Recommended Sugar Intake for Kids
The recommended intake for kids aged 2-18 is no more than 25 grams or 6 teaspoons of added sugars each day. For reference: A fun-size pack of Skittles has 11 grams of sugar, 4 Starbursts have 12 grams of sugar, regular vanilla almond milk can have 16 grams per serving, and an instant oatmeal pack can have 13 grams of sugar. It can add up to 25 grams pretty quickly. (Though why the recommendation on this is the same for a 2 year old and an 18 year old who might vary in weight by 100 pounds and have vastly different energy outputs is not clear to me…)
—->Generally speaking, if you aim for your kids to have no more than two servings of snack or dessert type foods per day, you should stay near or below the recommendation. (This is especially important to keep in mind if they regularly get candy or food rewards in their school classroom.)

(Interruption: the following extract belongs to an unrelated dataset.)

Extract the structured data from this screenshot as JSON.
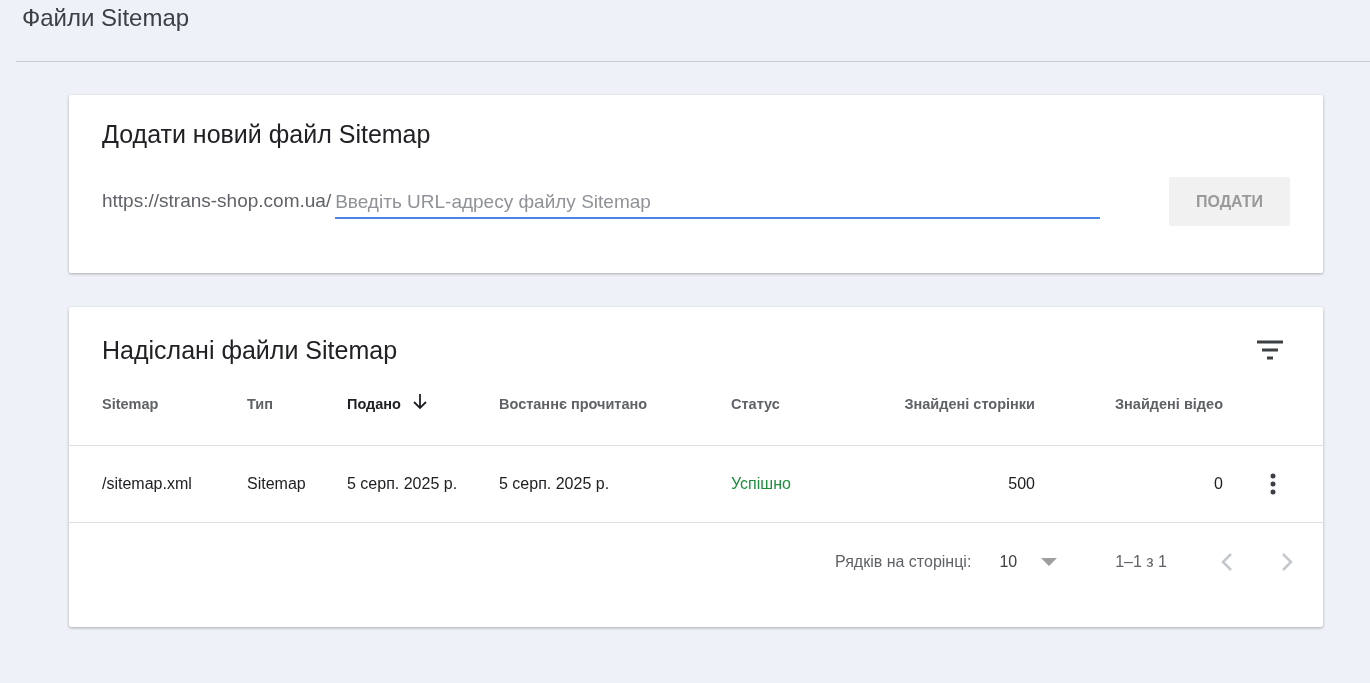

I do completely realize that it is more difficult to go backwards if your child already has a sweet tooth, or if you are used to serving many packaged foods throughout the day. But my advice remains the same even with the older kiddos: Simply focus on having more fresh foods in the house, particularly at snack time, and less packaged ones (other than cheese and yogurt). We also strategically buy better-for-us snack foods like popcorn (to pop on the stovetop), tortilla chips, and dark chocolate chips. And we don’t stress about occasional treats—or maple syrup on Sunday pancakes—because that’s no way to live!
I think it’s possible to walk the line between moderation and all out sugar policing if we take simple steps to have more fresh foods than packaged ones in the house.